I
thoroughly enjoyed, and highly recommend, the recent Imax high-adventure film, Everest, a cinematic
dramatization based on the actual events of a 1996 Mount Everest expedition.
I’m being
sort of careful here not to give away the film’s climactic events, though this expedition
has been extensively documented, most famously in Jon Krakauer’s Into Thin Air.
If this
latter-day Everest is similarly a
movie about heroes—and I say it is—then the chief hero is Rob Hall, another New
Zealander (played by an Australian, Jason Clarke). Hall, a world-class climber,
went on to make his reputation and living by guiding amateur mountaineers to
the top of Everest for a substantial fee… and bringing them safely down
again.
I’m
not here to discuss the pros and cons of such commercial summiting; you can
read Krakauer for that (though I am somewhat troubled by parents of minor
children who put their lives at high risk if not done in the line of duty).
What makes
this spectacular “event” film so compelling is watching Hall’s attempt to shepherd his wayward
flock to and from the summit of Everest, without losing anyone in the process.

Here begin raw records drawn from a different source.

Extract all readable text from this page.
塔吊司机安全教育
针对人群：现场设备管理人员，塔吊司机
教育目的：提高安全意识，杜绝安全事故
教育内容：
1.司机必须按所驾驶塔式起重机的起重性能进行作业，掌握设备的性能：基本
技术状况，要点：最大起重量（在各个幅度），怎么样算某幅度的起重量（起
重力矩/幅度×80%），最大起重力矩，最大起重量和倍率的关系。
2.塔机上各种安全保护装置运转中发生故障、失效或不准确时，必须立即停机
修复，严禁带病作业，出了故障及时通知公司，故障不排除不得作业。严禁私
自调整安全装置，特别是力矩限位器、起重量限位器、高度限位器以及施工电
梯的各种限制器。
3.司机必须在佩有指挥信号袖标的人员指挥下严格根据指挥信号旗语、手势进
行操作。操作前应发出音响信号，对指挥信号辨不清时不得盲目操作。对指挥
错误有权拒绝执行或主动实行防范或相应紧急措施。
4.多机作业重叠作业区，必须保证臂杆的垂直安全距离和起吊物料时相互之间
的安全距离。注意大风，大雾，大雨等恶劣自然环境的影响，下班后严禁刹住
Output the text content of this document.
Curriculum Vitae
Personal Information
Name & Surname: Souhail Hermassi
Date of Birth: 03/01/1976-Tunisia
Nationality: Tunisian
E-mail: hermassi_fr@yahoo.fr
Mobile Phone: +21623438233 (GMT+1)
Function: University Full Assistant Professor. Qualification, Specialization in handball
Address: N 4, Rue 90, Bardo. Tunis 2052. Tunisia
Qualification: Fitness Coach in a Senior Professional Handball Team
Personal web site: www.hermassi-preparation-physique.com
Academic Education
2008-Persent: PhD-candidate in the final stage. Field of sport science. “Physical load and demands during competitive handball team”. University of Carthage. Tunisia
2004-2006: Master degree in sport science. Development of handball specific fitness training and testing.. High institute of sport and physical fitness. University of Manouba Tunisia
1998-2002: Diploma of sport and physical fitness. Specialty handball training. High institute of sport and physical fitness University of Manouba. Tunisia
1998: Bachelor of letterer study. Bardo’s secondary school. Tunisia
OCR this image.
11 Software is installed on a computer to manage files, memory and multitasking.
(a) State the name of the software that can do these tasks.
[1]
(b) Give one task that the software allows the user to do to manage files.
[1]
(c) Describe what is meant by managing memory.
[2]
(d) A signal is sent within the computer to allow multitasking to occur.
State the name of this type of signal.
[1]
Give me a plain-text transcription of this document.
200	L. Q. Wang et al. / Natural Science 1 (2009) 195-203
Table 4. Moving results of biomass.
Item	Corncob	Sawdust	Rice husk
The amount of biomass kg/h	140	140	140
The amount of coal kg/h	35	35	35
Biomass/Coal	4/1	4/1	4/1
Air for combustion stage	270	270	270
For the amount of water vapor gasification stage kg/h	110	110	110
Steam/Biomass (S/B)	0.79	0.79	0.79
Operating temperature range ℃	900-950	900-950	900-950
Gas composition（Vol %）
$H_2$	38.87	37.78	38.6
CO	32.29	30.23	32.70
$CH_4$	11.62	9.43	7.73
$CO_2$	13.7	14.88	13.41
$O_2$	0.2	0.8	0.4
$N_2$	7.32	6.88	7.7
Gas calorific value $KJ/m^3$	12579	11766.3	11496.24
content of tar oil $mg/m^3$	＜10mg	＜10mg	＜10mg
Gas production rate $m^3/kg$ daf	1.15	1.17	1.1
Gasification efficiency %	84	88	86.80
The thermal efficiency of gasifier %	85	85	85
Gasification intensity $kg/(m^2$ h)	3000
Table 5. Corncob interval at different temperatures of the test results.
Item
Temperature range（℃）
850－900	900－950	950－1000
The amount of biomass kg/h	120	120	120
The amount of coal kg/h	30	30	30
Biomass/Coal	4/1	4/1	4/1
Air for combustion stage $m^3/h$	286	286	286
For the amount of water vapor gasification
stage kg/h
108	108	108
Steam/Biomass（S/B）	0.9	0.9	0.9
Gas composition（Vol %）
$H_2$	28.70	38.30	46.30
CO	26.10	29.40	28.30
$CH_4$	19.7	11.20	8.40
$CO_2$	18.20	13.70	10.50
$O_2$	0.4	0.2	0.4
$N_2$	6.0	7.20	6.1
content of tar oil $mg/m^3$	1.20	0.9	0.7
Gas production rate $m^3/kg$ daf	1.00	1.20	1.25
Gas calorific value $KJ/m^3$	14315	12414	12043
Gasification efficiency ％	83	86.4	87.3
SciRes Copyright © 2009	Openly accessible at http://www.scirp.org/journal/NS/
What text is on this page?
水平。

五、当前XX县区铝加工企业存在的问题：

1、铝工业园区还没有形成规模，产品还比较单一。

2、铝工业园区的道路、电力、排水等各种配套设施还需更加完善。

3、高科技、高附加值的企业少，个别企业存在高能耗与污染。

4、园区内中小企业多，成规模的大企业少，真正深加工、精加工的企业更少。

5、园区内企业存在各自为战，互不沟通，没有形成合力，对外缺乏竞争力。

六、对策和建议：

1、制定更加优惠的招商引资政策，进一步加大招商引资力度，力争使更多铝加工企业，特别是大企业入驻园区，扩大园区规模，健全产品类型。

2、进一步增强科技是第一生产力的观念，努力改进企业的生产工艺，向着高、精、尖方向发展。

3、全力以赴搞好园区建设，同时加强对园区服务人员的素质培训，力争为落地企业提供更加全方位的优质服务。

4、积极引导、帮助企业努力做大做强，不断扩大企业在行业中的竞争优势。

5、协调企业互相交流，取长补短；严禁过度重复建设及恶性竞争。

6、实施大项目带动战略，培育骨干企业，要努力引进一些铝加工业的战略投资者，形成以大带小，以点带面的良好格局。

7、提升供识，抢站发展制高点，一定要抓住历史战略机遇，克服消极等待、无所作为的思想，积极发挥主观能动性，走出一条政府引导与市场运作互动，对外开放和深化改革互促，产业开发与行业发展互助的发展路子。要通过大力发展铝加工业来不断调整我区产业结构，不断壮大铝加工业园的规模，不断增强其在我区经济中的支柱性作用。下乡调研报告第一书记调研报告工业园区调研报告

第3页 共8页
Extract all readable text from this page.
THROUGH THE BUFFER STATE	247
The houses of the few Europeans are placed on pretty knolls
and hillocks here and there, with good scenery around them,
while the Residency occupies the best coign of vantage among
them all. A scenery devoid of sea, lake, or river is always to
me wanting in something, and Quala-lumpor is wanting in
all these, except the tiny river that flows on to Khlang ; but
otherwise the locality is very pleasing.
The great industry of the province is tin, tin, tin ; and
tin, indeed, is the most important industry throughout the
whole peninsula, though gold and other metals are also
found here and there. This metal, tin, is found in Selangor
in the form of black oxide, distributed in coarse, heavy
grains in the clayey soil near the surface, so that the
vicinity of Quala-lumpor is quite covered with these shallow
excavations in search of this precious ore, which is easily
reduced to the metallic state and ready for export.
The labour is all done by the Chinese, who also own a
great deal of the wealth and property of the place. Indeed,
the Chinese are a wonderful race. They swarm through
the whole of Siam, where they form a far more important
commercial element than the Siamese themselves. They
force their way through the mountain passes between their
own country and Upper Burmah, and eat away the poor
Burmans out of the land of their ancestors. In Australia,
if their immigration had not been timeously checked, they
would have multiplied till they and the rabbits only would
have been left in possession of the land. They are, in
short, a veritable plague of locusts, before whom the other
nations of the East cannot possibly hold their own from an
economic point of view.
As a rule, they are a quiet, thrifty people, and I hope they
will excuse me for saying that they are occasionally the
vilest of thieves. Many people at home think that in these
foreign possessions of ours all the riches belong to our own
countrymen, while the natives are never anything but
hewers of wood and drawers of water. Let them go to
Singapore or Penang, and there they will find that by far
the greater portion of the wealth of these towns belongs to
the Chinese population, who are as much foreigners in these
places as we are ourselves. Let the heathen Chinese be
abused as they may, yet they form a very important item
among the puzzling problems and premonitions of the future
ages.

It
was not simply a matter of professionalism; according to a distinguished fellow
climber (David Brashears), Hall “conveyed an absolute sense of care and
guidance.”
Whatever
Hall’s contractual obligations to his climbing clients, the actual steps he
took to keep them safe in the “thin air” death zone of Everest were more than
heroic. The unwritten terms of the deal, apparently, were that this high-altitude shepherd was
willing to sacrifice his own life to save those he guided.
Remind
anyone of a certain Scripture?
“I am the good shepherd; the good shepherd
lays down His life for the sheep.”— John 10:11 (NASB)
So,
yes, in that light it’s a Christlike story; and, in fact, it’s hard not to view
it in that light. The expanded parable appears in Luke’s Gospel:
“What man among you, if he has a hundred
sheep and has lost one of them, does not leave the ninety-nine in the open
pasture and go after the one which is lost until he finds it? When he has found
it, he lays it on his shoulders, rejoicing. And when he comes home, he calls
together his friends and his neighbors, saying to them, ‘Rejoice with me, for I
have found my sheep which was lost!’”—Luke 15:4-6 (NASB)
It’s
certainly been an oft-used parable by Hollywood, perhaps second only to The Prodigal Son. (Godfather anyone?) Can you think of any other
Good Shepherd books or movies?
A
couple come to my mind. The first is easy. The
Good Shepherd was actually the title of a 1955 novel by the legendary C. S. Forester
(creator of the Horatio Hornblower series and The African Queen).
For
just over 300 pages, Forester describes, in masterful detail, the heroic
efforts of a U.S. destroyer captain to protect his Atlantic merchant convoy (it’s
WWII) from predatory packs of U-boats. I don’t think the poor bastard leaves
the bridge or sleeps a wink from first sentence to last.
No, I
take that back, because here’s the final sentence: “He could be called happy
now, lying spread-eagled and face downward on his bunk, utterly unconscious.”
Kind
of like Rob Hall, or Christ Crucified.
Which
brings me to Schindler’s List (or Schindler’s Ark as Tom Keneally’s novel
is known in England). Keneally’s book and Spielberg’s movie, masterpieces both,
cast a blinding light on the Good
Shepherd parable. The initially self-serving Oskar Schindler ultimately risks
everything to save his Schindlerjuden
(Schindler Jews) from the Nazi Holocaust, even getting them some of them
released from an Auschwitz-bound boxcar on a railroad siding.
Postscript:
There were other “Schindlers,” too, most notably Sir Nicholas Winton and Raoul Wallenberg.